Sunday, September 20, 2015

Time and space

What time is it?

I sense the panic before I hear it. Lights go on across the hall. There are audible sighs and other noises of discontent. The clamoring around starts next. Small items mostly, I can't tell what they are, but I know they are being shuffled and dropped. I can sense the disappointment next.

She did not find what she was seeking.

She harumphs around some more but doesn't call out for assistance.

A part of me wishes I were still asleep. The other part wishes I were awake and dressed and smiling some beatific parental smile at my daughter as she started her day.

But I am not that person. Not these days, anyway.

She hasn't needed me to prod her along, so I don't get up with her anymore. I lay in bed and listen to the tap run until the shower switches over.

Close the curtain, I think. Water is probably sluicing over the edge.

Later, I'll use the wet towel I find on the floor, by the side of her bed, in a heap of clothes that will greet me when I go into her room to shut off lights.

Why bother harping?

I turn over and cover my shoulders with blankets while she hums as she dresses and brushes her hair.

But I can't go back to sleep. I just put off for as long as I can the feeling of shock as my feet first press down on the cold floor. Like knives piercing bone.

I won't limp around long. I know in three steps I will feel fine.

But my feet haven't touched the floor yet.

What time is it?

I reach for my phone.

It's so early …

The sun hasn't even crept out from its nighttime roost, somewhere beyond the earth. ...

But I know by the numbers on the screen that it's almost too late. The bus will be coming soon and with it more panic.

I'm still in bed. She can't hear me ask the questions in my head, but they fill the space between us anyway.

Do you have your homework packed?
Do you have your shoes on?
Did you have any breakfast this morning?
Are you buying lunch today?

A curt “yes, mom,” with increasing irritation, is her answer each time. Or so I imagine.

Thing is, she has this all under control. Even if she's not doing things the way I would do them, things are getting done.

Downstairs, the refrigerator opens. Glass rattles for a while and becomes silent. The door alarm sounds.

Let's not refrigerate the kitchen, shall we?”

But I didn't say it aloud.

The bottles shift and clink again as the door slurps closed. The beeping stops. I know she hears my voice in her head sometimes.

The television switches on, or maybe I hear chatter from a computer tablet propped against the coffee machine as she pours cereal, and then milk, and finally rummages for a spoon. She has a routine.

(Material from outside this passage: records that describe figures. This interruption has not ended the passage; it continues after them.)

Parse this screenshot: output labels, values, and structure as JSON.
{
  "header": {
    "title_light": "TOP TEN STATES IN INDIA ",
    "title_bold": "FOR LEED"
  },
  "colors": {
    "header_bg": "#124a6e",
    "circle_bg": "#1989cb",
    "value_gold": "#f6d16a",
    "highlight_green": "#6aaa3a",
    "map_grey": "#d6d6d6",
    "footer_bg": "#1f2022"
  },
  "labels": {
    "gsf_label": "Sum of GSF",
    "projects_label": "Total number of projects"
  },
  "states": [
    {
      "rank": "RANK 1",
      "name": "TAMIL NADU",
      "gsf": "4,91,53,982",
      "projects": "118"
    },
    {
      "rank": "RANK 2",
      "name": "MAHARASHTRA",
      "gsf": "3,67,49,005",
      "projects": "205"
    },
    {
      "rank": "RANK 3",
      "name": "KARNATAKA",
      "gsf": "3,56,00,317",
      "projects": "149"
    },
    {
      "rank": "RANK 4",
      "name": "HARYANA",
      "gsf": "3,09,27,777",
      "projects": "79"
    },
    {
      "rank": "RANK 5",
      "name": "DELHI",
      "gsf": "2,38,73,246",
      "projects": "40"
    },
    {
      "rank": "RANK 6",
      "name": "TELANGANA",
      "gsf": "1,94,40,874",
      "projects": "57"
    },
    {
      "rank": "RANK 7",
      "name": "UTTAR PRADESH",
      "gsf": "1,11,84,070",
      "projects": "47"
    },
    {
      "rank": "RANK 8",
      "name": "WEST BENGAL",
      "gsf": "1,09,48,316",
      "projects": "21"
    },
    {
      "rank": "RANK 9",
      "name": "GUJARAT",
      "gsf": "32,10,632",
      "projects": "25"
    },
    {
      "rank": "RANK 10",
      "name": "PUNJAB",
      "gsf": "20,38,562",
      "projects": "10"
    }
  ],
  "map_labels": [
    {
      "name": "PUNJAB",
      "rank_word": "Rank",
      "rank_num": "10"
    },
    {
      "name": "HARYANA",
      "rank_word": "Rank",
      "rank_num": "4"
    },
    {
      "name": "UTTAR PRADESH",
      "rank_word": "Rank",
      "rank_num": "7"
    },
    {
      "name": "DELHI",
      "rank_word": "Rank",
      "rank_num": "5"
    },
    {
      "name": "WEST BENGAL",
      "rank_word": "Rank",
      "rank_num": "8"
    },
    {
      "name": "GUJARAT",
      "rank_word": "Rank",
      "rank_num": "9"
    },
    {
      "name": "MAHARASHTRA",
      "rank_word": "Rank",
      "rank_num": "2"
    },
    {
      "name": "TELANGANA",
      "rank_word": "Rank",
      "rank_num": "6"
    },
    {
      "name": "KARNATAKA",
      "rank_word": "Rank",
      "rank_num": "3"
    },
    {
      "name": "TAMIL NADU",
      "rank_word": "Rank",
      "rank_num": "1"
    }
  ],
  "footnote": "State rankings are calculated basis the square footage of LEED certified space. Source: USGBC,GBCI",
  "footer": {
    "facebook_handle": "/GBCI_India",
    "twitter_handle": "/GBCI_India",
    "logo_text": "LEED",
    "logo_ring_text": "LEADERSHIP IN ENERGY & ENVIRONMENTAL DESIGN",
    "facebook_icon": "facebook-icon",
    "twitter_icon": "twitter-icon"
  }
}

She will put the milk away, but she won't wipe up the spills.

I might be annoyed once I see it later, who knows? Sometimes just grab a sponge and sop up the angst along with the slop.

What time is it?

I already know it's later still. The sky is filled with light now, and the house is silent once again.

And then comes the real panic.

I get up and grab yesterday's clothes. I pull them on and find some scuffs. I make it out to the edge of the driveway before it's too late.